Bassey has shown he can be dominant on defense, averaging 3.1 blocks per game last season and earning a spot on the Conference USA All-Defensive Team. Bassey recorded seven blocks in a marquee non-conference win against Memphis. He is extremely athletic and gets off the ground easily. His athleticism gives him the ability to recover when the offensive player gains a step. He also has excellent timing rotating when he is the weak-side help.
Bassey does not have quick enough feet to be able to guard the perimeter at the next level. This is an area that is a detriment for a lot of centers coming into the league. Teams will force Bassey to play a drop coverage when guards and wings switch onto him. He was beaten off of drives often, but was able to rely on his athleticism and size to easily recover. He won’t be able to rely on that at the next level.
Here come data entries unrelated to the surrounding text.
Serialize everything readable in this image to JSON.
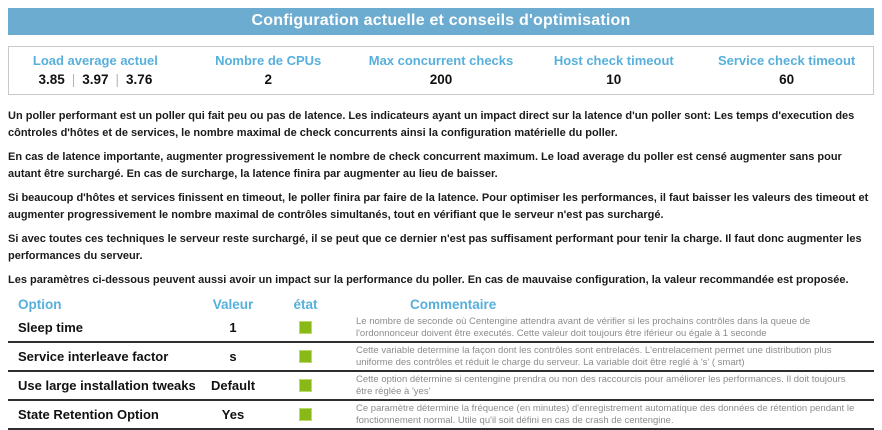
{
  "colors": {
    "accent_blue": "#6cacd1",
    "header_blue": "#57b0dc",
    "status_green": "#88b917"
  },
  "title": "Configuration actuelle et conseils d'optimisation",
  "summary": {
    "pipe": "|",
    "load": {
      "label": "Load average actuel",
      "values": [
        "3.85",
        "3.97",
        "3.76"
      ]
    },
    "cpus": {
      "label": "Nombre de CPUs",
      "value": "2"
    },
    "max_checks": {
      "label": "Max concurrent checks",
      "value": "200"
    },
    "host_timeout": {
      "label": "Host check timeout",
      "value": "10"
    },
    "service_timeout": {
      "label": "Service check timeout",
      "value": "60"
    }
  },
  "paragraphs": [
    "Un poller performant est un poller qui fait peu ou pas de latence. Les indicateurs ayant un impact direct sur la latence d'un poller sont: Les temps d'execution des côntroles d'hôtes et de services, le nombre maximal de check concurrents ainsi la configuration matérielle du poller.",
    "En cas de latence importante, augmenter progressivement le nombre de check concurrent maximum. Le load average du poller est censé augmenter sans pour autant être surchargé. En cas de surcharge, la latence finira par augmenter au lieu de baisser.",
    "Si beaucoup d'hôtes et services finissent en timeout, le poller finira par faire de la latence. Pour optimiser les performances, il faut baisser les valeurs des timeout et augmenter progressivement le nombre maximal de contrôles simultanés, tout en vérifiant que le serveur n'est pas surchargé.",
    "Si avec toutes ces techniques le serveur reste surchargé, il se peut que ce dernier n'est pas suffisament performant pour tenir la charge. Il faut donc augmenter les performances du serveur.",
    "Les paramètres ci-dessous peuvent aussi avoir un impact sur la performance du poller. En cas de mauvaise configuration, la valeur recommandée est proposée."
  ],
  "options_table": {
    "headers": {
      "option": "Option",
      "value": "Valeur",
      "state": "état",
      "comment": "Commentaire"
    },
    "rows": [
      {
        "option": "Sleep time",
        "value": "1",
        "state": "ok",
        "comment": "Le nombre de seconde où Centengine attendra avant de vérifier si les prochains contrôles dans la queue de l'ordonnonceur doivent être executés. Cette valeur doit toujours être iférieur ou égale à 1 seconde"
      },
      {
        "option": "Service interleave factor",
        "value": "s",
        "state": "ok",
        "comment": "Cette variable determine la façon dont les contrôles sont entrelacés. L'entrelacement permet une distribution plus uniforme des contrôles et réduit le charge du serveur. La variable doit être reglé à 's' ( smart)"
      },
      {
        "option": "Use large installation tweaks",
        "value": "Default",
        "state": "ok",
        "comment": "Cette option détermine si centengine prendra ou non des raccourcis pour améliorer les performances. Il doit toujours être réglée à 'yes'"
      },
      {
        "option": "State Retention Option",
        "value": "Yes",
        "state": "ok",
        "comment": "Ce paramètre détermine la fréquence (en minutes) d'enregistrement automatique des données de rétention pendant le fonctionnement normal. Utile qu'il soit défini en cas de crash de centengine."
      }
    ]
  }
}
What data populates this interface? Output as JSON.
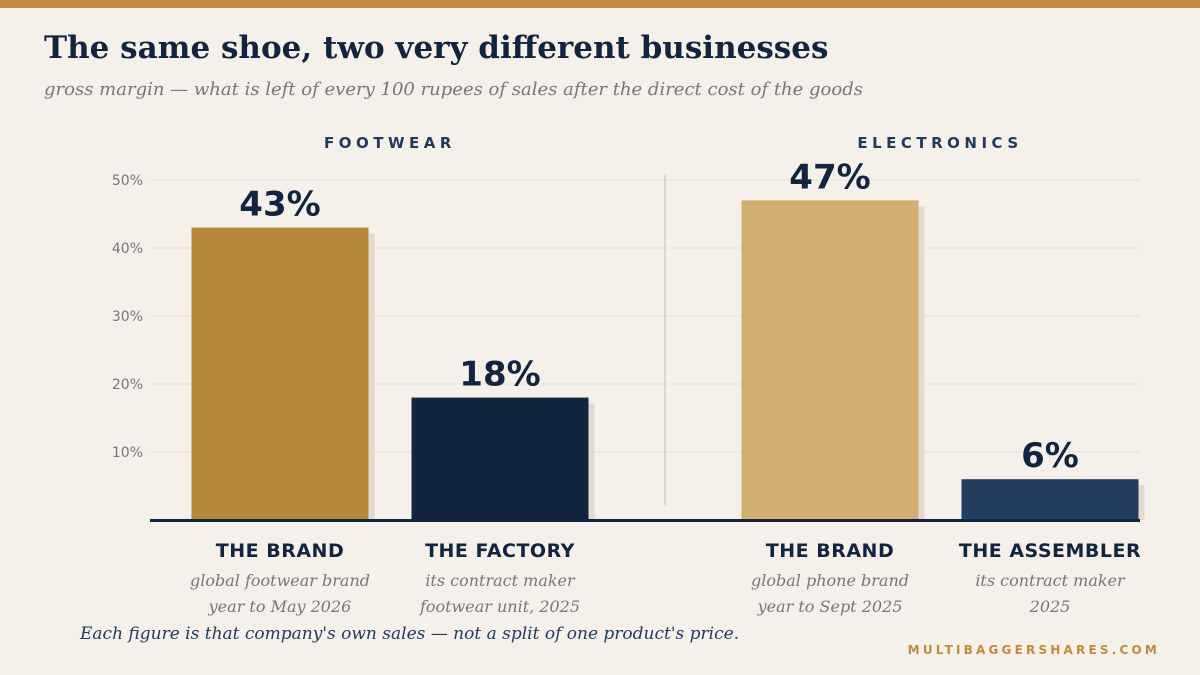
{
  "header": {
    "title": "The same shoe, two very different businesses",
    "subtitle": "gross margin — what is left of every 100 rupees of sales after the direct cost of the goods"
  },
  "footer": {
    "note": "Each figure is that company's own sales — not a split of one product's price.",
    "site": "MULTIBAGGERSHARES.COM"
  },
  "colors": {
    "background": "#f5f0ea",
    "accent": "#bf8c3b",
    "navy": "#112440",
    "grid": "#e6dfd6",
    "muted": "#777777"
  },
  "chart_data": {
    "type": "bar",
    "title": "The same shoe, two very different businesses",
    "subtitle": "gross margin — what is left of every 100 rupees of sales after the direct cost of the goods",
    "ylim": [
      0,
      50
    ],
    "yticks": [
      10,
      20,
      30,
      40,
      50
    ],
    "ytick_labels": [
      "10%",
      "20%",
      "30%",
      "40%",
      "50%"
    ],
    "grid": true,
    "groups": [
      {
        "name": "FOOTWEAR",
        "bars": [
          {
            "label": "THE BRAND",
            "sub1": "global footwear brand",
            "sub2": "year to May 2026",
            "value": 43,
            "value_label": "43%",
            "color": "#b5883b"
          },
          {
            "label": "THE FACTORY",
            "sub1": "its contract maker",
            "sub2": "footwear unit, 2025",
            "value": 18,
            "value_label": "18%",
            "color": "#112440"
          }
        ]
      },
      {
        "name": "ELECTRONICS",
        "bars": [
          {
            "label": "THE BRAND",
            "sub1": "global phone brand",
            "sub2": "year to Sept 2025",
            "value": 47,
            "value_label": "47%",
            "color": "#d4ae70"
          },
          {
            "label": "THE ASSEMBLER",
            "sub1": "its contract maker",
            "sub2": "2025",
            "value": 6,
            "value_label": "6%",
            "color": "#243d60"
          }
        ]
      }
    ]
  }
}
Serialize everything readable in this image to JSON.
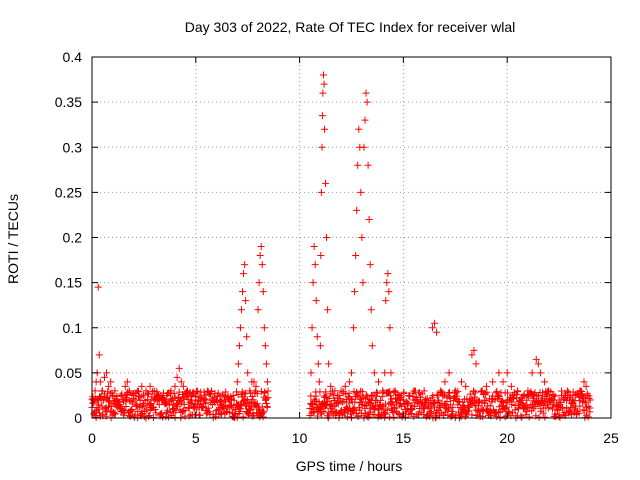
{
  "chart_data": {
    "type": "scatter",
    "title": "Day 303 of 2022, Rate Of TEC Index for receiver wlal",
    "xlabel": "GPS time / hours",
    "ylabel": "ROTI / TECUs",
    "xlim": [
      0,
      25
    ],
    "ylim": [
      0,
      0.4
    ],
    "xticks": [
      0,
      5,
      10,
      15,
      20,
      25
    ],
    "xtick_labels": [
      "0",
      "5",
      "10",
      "15",
      "20",
      "25"
    ],
    "yticks": [
      0,
      0.05,
      0.1,
      0.15,
      0.2,
      0.25,
      0.3,
      0.35,
      0.4
    ],
    "ytick_labels": [
      "0",
      "0.05",
      "0.1",
      "0.15",
      "0.2",
      "0.25",
      "0.3",
      "0.35",
      "0.4"
    ],
    "grid": true,
    "marker": "+",
    "color": "#ff0000",
    "series": [
      {
        "name": "ROTI",
        "points": [
          [
            0.05,
            0.02
          ],
          [
            0.15,
            0.03
          ],
          [
            0.2,
            0.04
          ],
          [
            0.25,
            0.05
          ],
          [
            0.3,
            0.145
          ],
          [
            0.35,
            0.07
          ],
          [
            0.4,
            0.04
          ],
          [
            0.5,
            0.03
          ],
          [
            0.6,
            0.045
          ],
          [
            0.7,
            0.05
          ],
          [
            0.8,
            0.035
          ],
          [
            0.9,
            0.04
          ],
          [
            1.0,
            0.025
          ],
          [
            1.1,
            0.03
          ],
          [
            1.2,
            0.02
          ],
          [
            1.4,
            0.025
          ],
          [
            1.6,
            0.035
          ],
          [
            1.7,
            0.04
          ],
          [
            1.8,
            0.03
          ],
          [
            2.0,
            0.025
          ],
          [
            2.2,
            0.03
          ],
          [
            2.4,
            0.035
          ],
          [
            2.6,
            0.03
          ],
          [
            2.8,
            0.035
          ],
          [
            3.0,
            0.03
          ],
          [
            3.2,
            0.025
          ],
          [
            3.4,
            0.02
          ],
          [
            3.6,
            0.025
          ],
          [
            3.8,
            0.03
          ],
          [
            4.0,
            0.035
          ],
          [
            4.1,
            0.045
          ],
          [
            4.2,
            0.055
          ],
          [
            4.3,
            0.04
          ],
          [
            4.4,
            0.035
          ],
          [
            4.6,
            0.03
          ],
          [
            4.8,
            0.025
          ],
          [
            5.0,
            0.02
          ],
          [
            5.2,
            0.015
          ],
          [
            5.5,
            0.02
          ],
          [
            5.8,
            0.015
          ],
          [
            6.0,
            0.02
          ],
          [
            6.2,
            0.015
          ],
          [
            6.4,
            0.02
          ],
          [
            6.6,
            0.02
          ],
          [
            6.8,
            0.025
          ],
          [
            7.0,
            0.04
          ],
          [
            7.05,
            0.06
          ],
          [
            7.1,
            0.08
          ],
          [
            7.15,
            0.1
          ],
          [
            7.2,
            0.12
          ],
          [
            7.25,
            0.14
          ],
          [
            7.3,
            0.16
          ],
          [
            7.35,
            0.17
          ],
          [
            7.4,
            0.13
          ],
          [
            7.45,
            0.09
          ],
          [
            7.5,
            0.05
          ],
          [
            7.6,
            0.03
          ],
          [
            7.7,
            0.04
          ],
          [
            7.8,
            0.04
          ],
          [
            7.9,
            0.035
          ],
          [
            8.0,
            0.12
          ],
          [
            8.05,
            0.15
          ],
          [
            8.1,
            0.18
          ],
          [
            8.15,
            0.19
          ],
          [
            8.2,
            0.17
          ],
          [
            8.25,
            0.14
          ],
          [
            8.3,
            0.1
          ],
          [
            8.35,
            0.08
          ],
          [
            8.4,
            0.06
          ],
          [
            8.45,
            0.04
          ],
          [
            10.55,
            0.05
          ],
          [
            10.6,
            0.1
          ],
          [
            10.65,
            0.15
          ],
          [
            10.7,
            0.19
          ],
          [
            10.75,
            0.17
          ],
          [
            10.8,
            0.13
          ],
          [
            10.85,
            0.09
          ],
          [
            10.9,
            0.06
          ],
          [
            10.95,
            0.04
          ],
          [
            11.0,
            0.08
          ],
          [
            11.02,
            0.18
          ],
          [
            11.05,
            0.25
          ],
          [
            11.08,
            0.3
          ],
          [
            11.1,
            0.335
          ],
          [
            11.12,
            0.36
          ],
          [
            11.15,
            0.38
          ],
          [
            11.18,
            0.37
          ],
          [
            11.2,
            0.32
          ],
          [
            11.25,
            0.26
          ],
          [
            11.3,
            0.2
          ],
          [
            11.35,
            0.12
          ],
          [
            11.4,
            0.06
          ],
          [
            11.5,
            0.035
          ],
          [
            11.7,
            0.03
          ],
          [
            11.9,
            0.025
          ],
          [
            12.0,
            0.03
          ],
          [
            12.2,
            0.035
          ],
          [
            12.4,
            0.04
          ],
          [
            12.5,
            0.05
          ],
          [
            12.6,
            0.1
          ],
          [
            12.65,
            0.14
          ],
          [
            12.7,
            0.18
          ],
          [
            12.75,
            0.23
          ],
          [
            12.8,
            0.28
          ],
          [
            12.85,
            0.32
          ],
          [
            12.9,
            0.3
          ],
          [
            12.95,
            0.25
          ],
          [
            13.0,
            0.2
          ],
          [
            13.05,
            0.15
          ],
          [
            13.1,
            0.3
          ],
          [
            13.15,
            0.33
          ],
          [
            13.2,
            0.36
          ],
          [
            13.25,
            0.35
          ],
          [
            13.3,
            0.28
          ],
          [
            13.35,
            0.22
          ],
          [
            13.4,
            0.17
          ],
          [
            13.45,
            0.12
          ],
          [
            13.5,
            0.08
          ],
          [
            13.6,
            0.05
          ],
          [
            13.8,
            0.04
          ],
          [
            14.0,
            0.03
          ],
          [
            14.1,
            0.05
          ],
          [
            14.15,
            0.13
          ],
          [
            14.2,
            0.15
          ],
          [
            14.25,
            0.16
          ],
          [
            14.3,
            0.14
          ],
          [
            14.35,
            0.1
          ],
          [
            14.4,
            0.05
          ],
          [
            14.6,
            0.03
          ],
          [
            14.8,
            0.025
          ],
          [
            15.0,
            0.02
          ],
          [
            15.5,
            0.02
          ],
          [
            16.0,
            0.03
          ],
          [
            16.4,
            0.1
          ],
          [
            16.5,
            0.105
          ],
          [
            16.6,
            0.095
          ],
          [
            16.8,
            0.03
          ],
          [
            17.0,
            0.04
          ],
          [
            17.2,
            0.05
          ],
          [
            17.5,
            0.03
          ],
          [
            17.8,
            0.04
          ],
          [
            18.0,
            0.035
          ],
          [
            18.3,
            0.07
          ],
          [
            18.4,
            0.075
          ],
          [
            18.5,
            0.06
          ],
          [
            18.8,
            0.03
          ],
          [
            19.0,
            0.035
          ],
          [
            19.3,
            0.04
          ],
          [
            19.6,
            0.05
          ],
          [
            19.8,
            0.04
          ],
          [
            20.0,
            0.05
          ],
          [
            20.2,
            0.035
          ],
          [
            20.5,
            0.03
          ],
          [
            20.8,
            0.025
          ],
          [
            21.0,
            0.03
          ],
          [
            21.2,
            0.05
          ],
          [
            21.4,
            0.065
          ],
          [
            21.5,
            0.06
          ],
          [
            21.6,
            0.05
          ],
          [
            21.8,
            0.04
          ],
          [
            22.0,
            0.03
          ],
          [
            22.2,
            0.025
          ],
          [
            22.5,
            0.02
          ],
          [
            22.8,
            0.025
          ],
          [
            23.0,
            0.02
          ],
          [
            23.3,
            0.025
          ],
          [
            23.5,
            0.03
          ],
          [
            23.7,
            0.04
          ],
          [
            23.8,
            0.035
          ],
          [
            24.0,
            0.02
          ]
        ]
      }
    ],
    "dense_bands": [
      {
        "x": [
          0.0,
          8.5
        ],
        "ymin": 0.0,
        "ymax": 0.03
      },
      {
        "x": [
          10.5,
          24.0
        ],
        "ymin": 0.0,
        "ymax": 0.03
      }
    ]
  }
}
Passing out of the post and shooting
While Bassey is a great scorer out of the post, he is a below-average passer. Bassey averaged only 2.3 turnovers per game, but his passing skills are a work in progress. Last season, Bassey showed he was willing to shoot the three. He shot 30.5 percent from three and made 1.3 three-pointers per game. Bassey’s shooting fundamentals are solid, but it takes him a while to get his shot off. He needs to be more consistent with his shot, which would make him a scary offensive weapon and help him fit in the modern NBA.
High-end player comparison
Bryant was an un-drafted free agent who has turned into a reliable starter for the Washington Wizards. Bassey offers a lot of complements to Bryant’s game. He is a reliable scorer in the post, effective in the pick-and-roll, and has the potential to shoot from three. Bassey has more of an athletic foundation to become a better defender than Bryant. With the right fit (maybe the Raptors or Spurs), I can see Bassey finding a spot as an inside scorer and role player.
I can see teams reaching on Bassey for his high potential as an offensive weapon. He is projected to be picked in the middle of the second round in most mock drafts. He has tons of upside, his skill set is still raw, and has room to grow. His limitations on the perimeter may scare some teams away.